So in the latest issue of EGM, they have this story on video game violence, and how it might inspire somebody to hurt other humans, or at the very least, train them on how to hurt other human beings. What made this story so drastically different from the other stories they ran almost every issue, without fail, on the subject, is that they had the two main guys heading each side, doing this crossfire sort of thing. I say sort of thing, because if I read the story correctly, they were interviewed separately. I personally think it would have been better had the two met up and debated, but that's just me, I could be wrong.
So the man who is retarded enough to think that video games train and inspire violence is Jack Thompson. The man is Henry Jenkins. I don't call him a retard, because I didn't read his side of the argument, simply because I agree with him.
You want to know why people say video games inspire and train for violent tendencies? Because they can. It's the Twinkie defense. When little Johnny Dumbass Jr. picked up a shotgun in some back-asswards state like Tennessee or Kentucky or one those other shittacular and shoots at passing cars, he expected that it would get brushed away and thrown out of court due to his youthful exuberance. When he found out, oh shit, that he might go jail and have to lick jelly from Thunderdick's ass crack, he had to figure out how to get out this shit he was in.
So while he's at home, playing
GTA 3, he goes through his options.
"Movies? No, it's been done. Music? I'm not Tipper Gore, fuck you. Comic books? Christ, not even Southerners are dumb enough to fall for that. Wait a second...VIDEO GAMES! Thank you, Joe Lieberman."
Let's say that the kid decides to not only go with that, but also temporary insanity.

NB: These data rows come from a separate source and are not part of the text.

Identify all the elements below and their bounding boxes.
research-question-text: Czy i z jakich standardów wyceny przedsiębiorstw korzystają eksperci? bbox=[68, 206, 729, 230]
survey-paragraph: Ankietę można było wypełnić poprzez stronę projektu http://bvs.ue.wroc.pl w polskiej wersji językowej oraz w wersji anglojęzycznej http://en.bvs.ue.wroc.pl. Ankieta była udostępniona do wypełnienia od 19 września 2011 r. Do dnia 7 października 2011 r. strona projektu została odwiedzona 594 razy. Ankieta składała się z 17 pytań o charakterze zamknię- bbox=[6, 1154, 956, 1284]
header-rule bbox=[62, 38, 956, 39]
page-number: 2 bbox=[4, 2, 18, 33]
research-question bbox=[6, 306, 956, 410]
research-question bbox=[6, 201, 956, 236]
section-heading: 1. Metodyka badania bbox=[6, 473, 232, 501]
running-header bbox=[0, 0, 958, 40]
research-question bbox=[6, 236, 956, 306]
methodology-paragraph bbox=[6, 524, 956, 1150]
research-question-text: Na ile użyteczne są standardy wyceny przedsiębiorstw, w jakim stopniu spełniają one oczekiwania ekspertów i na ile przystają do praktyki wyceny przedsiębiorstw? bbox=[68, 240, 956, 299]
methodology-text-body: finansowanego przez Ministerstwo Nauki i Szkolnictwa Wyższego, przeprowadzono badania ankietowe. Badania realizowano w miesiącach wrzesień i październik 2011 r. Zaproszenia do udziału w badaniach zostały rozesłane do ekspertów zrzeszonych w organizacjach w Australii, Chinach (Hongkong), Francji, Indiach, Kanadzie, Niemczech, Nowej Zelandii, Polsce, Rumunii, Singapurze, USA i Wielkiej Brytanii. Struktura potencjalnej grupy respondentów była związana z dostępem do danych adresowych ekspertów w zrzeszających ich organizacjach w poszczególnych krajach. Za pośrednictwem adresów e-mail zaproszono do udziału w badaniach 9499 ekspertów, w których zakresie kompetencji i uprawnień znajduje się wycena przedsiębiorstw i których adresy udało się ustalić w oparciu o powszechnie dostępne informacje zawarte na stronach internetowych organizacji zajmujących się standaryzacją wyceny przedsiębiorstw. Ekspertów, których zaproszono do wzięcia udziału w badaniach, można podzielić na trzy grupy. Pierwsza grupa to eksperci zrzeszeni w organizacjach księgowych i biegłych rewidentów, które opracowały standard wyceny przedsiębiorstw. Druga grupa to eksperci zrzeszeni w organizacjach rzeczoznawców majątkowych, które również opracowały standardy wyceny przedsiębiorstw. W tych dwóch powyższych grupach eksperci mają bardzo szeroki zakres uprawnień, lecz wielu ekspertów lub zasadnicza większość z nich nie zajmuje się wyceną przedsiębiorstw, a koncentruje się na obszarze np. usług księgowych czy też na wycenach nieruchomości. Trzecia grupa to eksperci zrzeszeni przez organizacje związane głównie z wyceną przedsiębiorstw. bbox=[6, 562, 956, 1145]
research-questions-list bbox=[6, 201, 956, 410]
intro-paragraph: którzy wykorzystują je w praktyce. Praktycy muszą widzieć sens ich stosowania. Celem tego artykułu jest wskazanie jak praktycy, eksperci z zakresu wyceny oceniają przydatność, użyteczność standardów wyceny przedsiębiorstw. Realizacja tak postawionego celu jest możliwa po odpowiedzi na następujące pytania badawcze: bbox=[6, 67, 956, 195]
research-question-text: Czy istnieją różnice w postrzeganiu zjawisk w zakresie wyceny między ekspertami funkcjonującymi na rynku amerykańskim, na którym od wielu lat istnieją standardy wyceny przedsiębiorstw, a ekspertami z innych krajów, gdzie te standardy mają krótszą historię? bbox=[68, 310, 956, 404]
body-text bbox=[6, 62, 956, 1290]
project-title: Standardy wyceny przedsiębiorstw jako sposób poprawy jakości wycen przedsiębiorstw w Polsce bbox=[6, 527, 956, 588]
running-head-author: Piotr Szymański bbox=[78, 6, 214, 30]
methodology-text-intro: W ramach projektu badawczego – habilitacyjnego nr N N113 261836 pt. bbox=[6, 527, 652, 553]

"Your honor, I was made temporarily insane and when I went to school that morning, I did not see my classmates, I saw demon spawn that needed to go back to hell and hookers that took my money!"
Well, tell you what: if those people you killed are temporarily dead, then you're off the hook. But if I go to the graveyard and they're still dead, I expect to see you in a padded room, every Friday sucking beer nut through your well-fucked asshole.
And the parents, well, they're stupid enough and desperate enough to follow along. Parents do not wish to be seen in a bad light, nor do they want their kids to be seen in a bad light, as that reflects poorly on their parentings abilities. Look, dumbass, your kid shot and killed 5 people, and if he lived in Texas, I got news for you: he ain't getting off the hook using the old video game/temporary insanity ploy. We will strap his fat, Cheetos-addicted ass to the gurney and pump him full of industrial strength drugs.
You buy your kid a system, you EDUCATE YOURSELVES! It's not that damn hard! Guess what, it doesn't take that much time. Read the reviews of games, and ask the kids hanging around the store what they thought of the games. Guess what? If you can garrot a man while shoving a dildo into a dolphin's blowhole in a game, the kids will brag about that. And if you are offended by having that ability in a game, and don't want your kids exposed to it, YOU DON'T BUY THAT FUCKING GAME!!! You buy Mario or Harry Potter or some other kid friendly game.
And for those who have kids that have a tendency to violence, you just don't let them around violent things. It's not to backtrack and say that violent stuff will influence these kids, it's that they are violent motherfuckers. If your kid is a disciple of the Uncle Russell logic, that is, if someone annoys you in anyway, you shoot them, then you take them out of society. I don't mean kill them, I mean put them in extensive therapy. Because your child...is not a sane individual. If he cannot follow the laws of society, or the Judeo-Christian ethic of thou shalt not kill, then he does not deserve to live in a normal society. Video games, rap music, comic books, all that crap won't influence or train him. It will just send him deeper into a fictious world that does not exist.
Before I go, let's not forget the fact that there is not a thin line between reality and entertainment. There is, in fact, a HUGE FUCKING LINE between those two planes. I know that if I see a man fly through a glass window in the latest Stallone crapfest, he'll come out the other end, unscathed. But I also know that if he did that in real life, his ass would be cleaned up with Zip-Loc Bags and a mop, because he would be cut to ribbons. I know that if a fat, tubby bastard falls in love with a tall, blonde chick, I ain't running to a tall, handsome black man. Why? Because I fell for that one already, and now the tall, blonde chick is blowing the tall, handsome black man on a daily basis.
I also know that if I sing a song about banging hoes and smoking the chronic, I won't make squat because I'm white. If I sing anything, I'm singing Led Zeppelin. You know what else I know? That if I eat a mushroom, I see weird sounds and hear strange colors and that if I am broken, bruised, and bleeding from a fight where 30 guys jumped me and beat the living shit out of, chances are, I'm gonna die. At the very least, I won't get healed by looking for a big ass health kit and touching the son of a bitch. I need to get my fat ass to a hospital, and stat!
I also don't believe that I am more prone to violence. I always felt that violence solved everything, but I learned that from being born into the 12 years of Republican rule, then watching Dubya decide that the best way to secure oil for Americans is to kill every Iraqi. Video games didn't teach me that, watching the news and being into politics and world history taught me that.